Das Machtzentrum der Stadt wirkt mit seiner indirekt beleuchteten gewölbten Decke, den massiven Holztüren und dem steinernen Schreibtisch gediegen, ohne überkandidelt zu sein: Aus diesem 48 Quadratmeter großen Büro im zweiten Stock des Verwaltungsgebäudes am Rathausplatz werden seit Jahrzehnten die Geschicke der Stadt Augsburg gelenkt. Hier sitzt der Oberbürgermeister. Am 15. März entscheiden die Augsburger, wer die Stadt regieren soll. Doch was genau ist der Preis, um den jetzt 13 Kandidatinnen und Kandidaten kämpfen? Wir geben einen Überblick über den Job des Oberbürgermeisters, aber auch über den der Referenten und des Stadtrats.
Eigentlich hört sich der Job eines Ersten Bürgermeisters, so wie er in der Gemeindeordnung beschrieben ist, relativ überschaubar an: Er vertritt die Stadt nach außen und leitet die laufenden Geschäfte – für alles andere braucht er die Zustimmung des Stadtrats.
Doch das Amt hat es in sich.

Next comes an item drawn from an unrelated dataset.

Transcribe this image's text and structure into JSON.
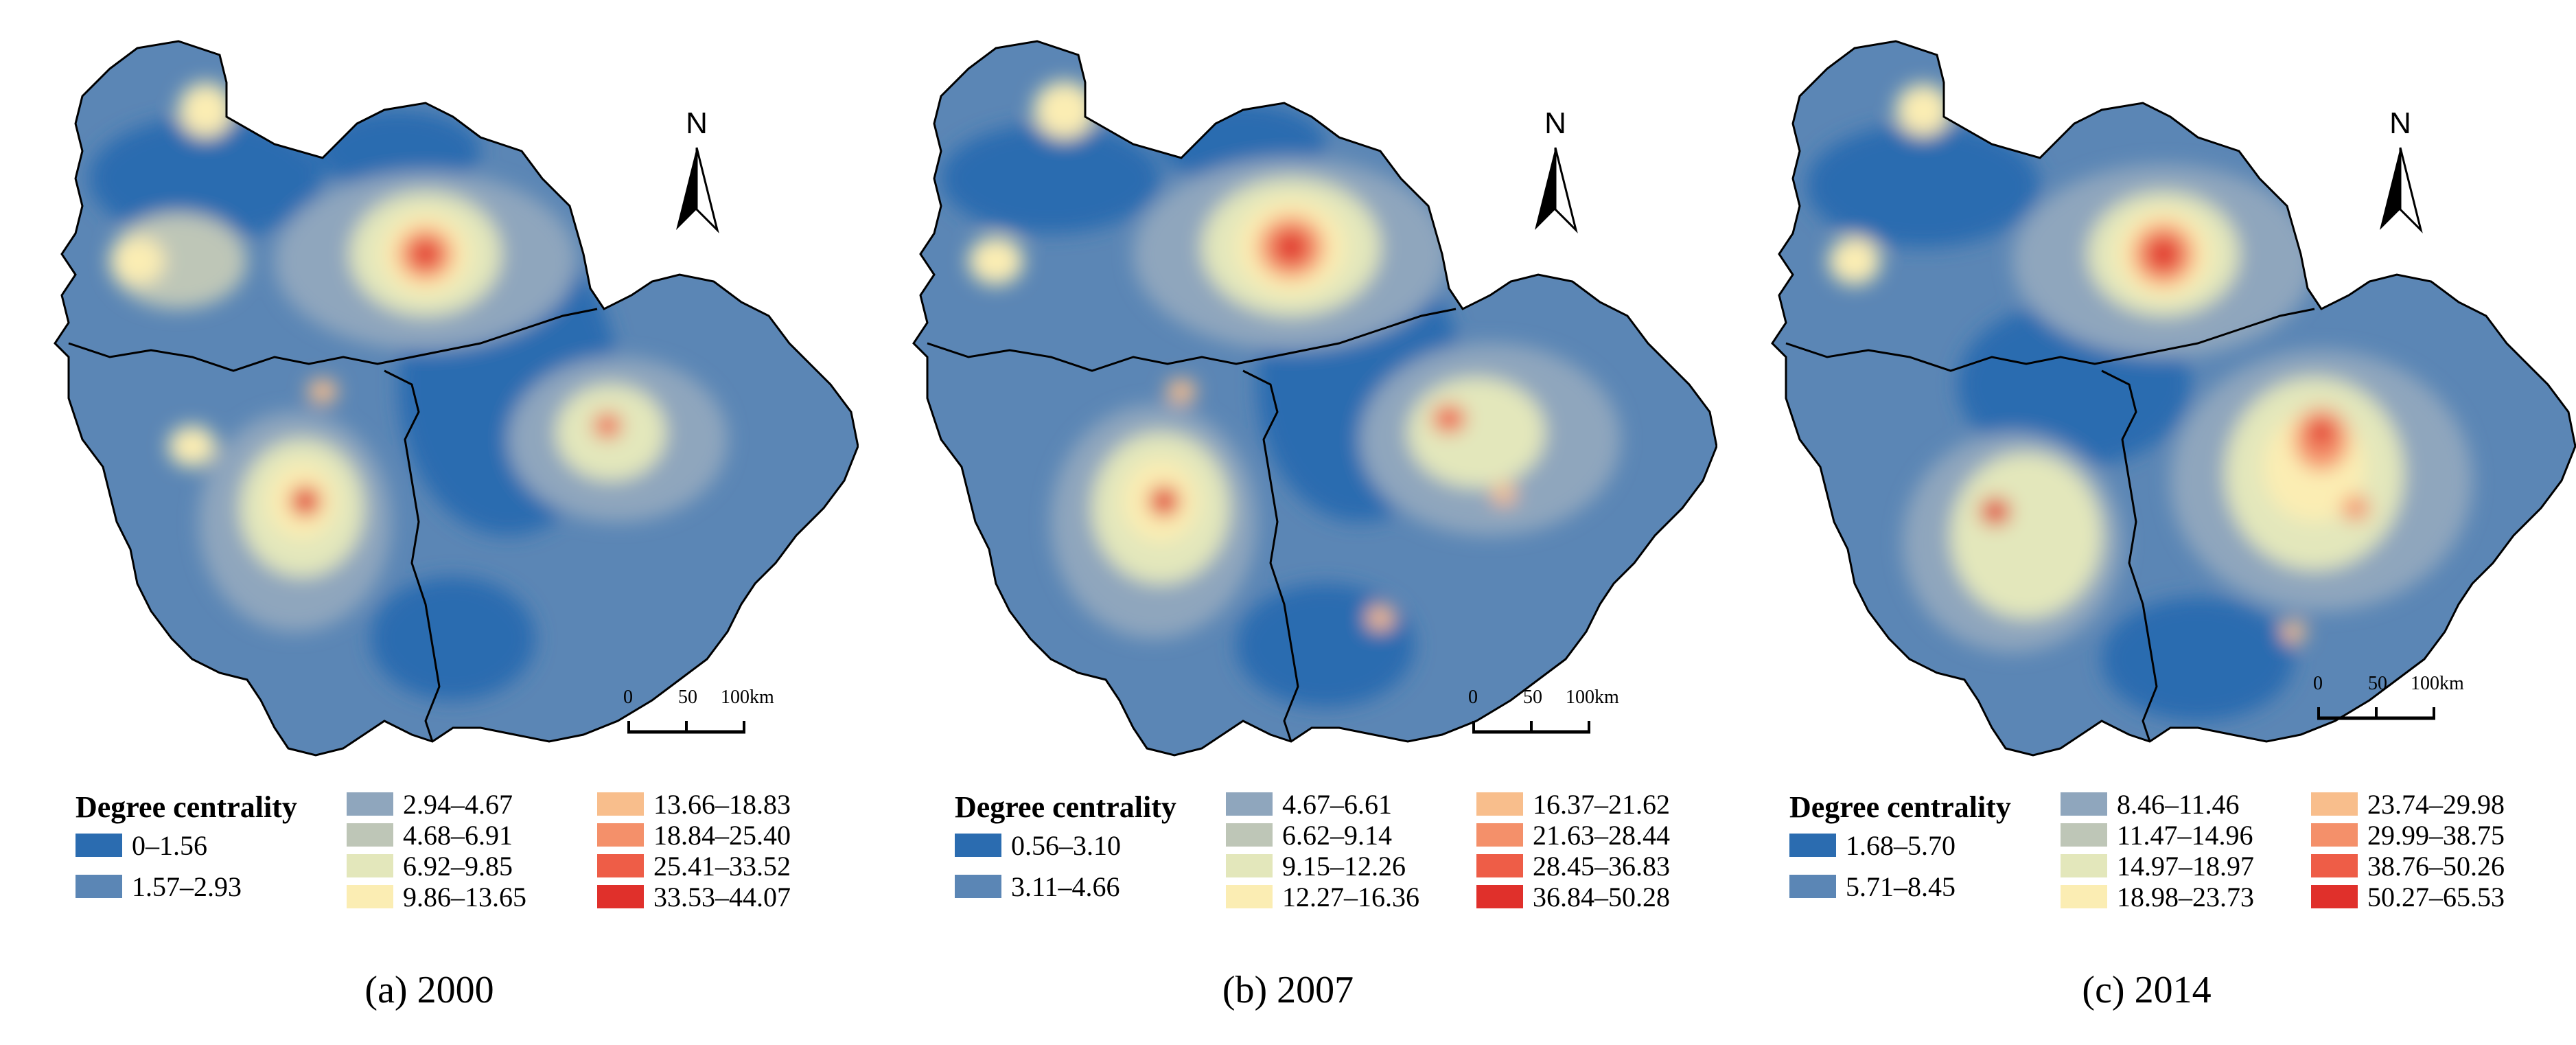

Wer künftig als OB in Raum 202 des Verwaltungsgebäudes einzieht, der lenkt zusammen mit einem kleinen Stab und den drei Stadtdirektoren ein Gebilde mit mehr als 6600 Beschäftigten namens Stadtverwaltung. Geht in irgendeiner Abteilung irgendeines Amtes etwas schief, dann landet der Vorgang, wenn er problematisch genug ist, hier (wie bei den verbummelten Kita-Zuschüssen). Das ist das, was nicht passieren sollte. Der eigentliche Job sollte ein anderer sein: Strategien entwickeln, zusammen mit den Referenten Projekte entwickeln und diese mit den Rathausfraktionen so abstimmen, dass man dafür eine Mehrheit im Stadtrat bekommt.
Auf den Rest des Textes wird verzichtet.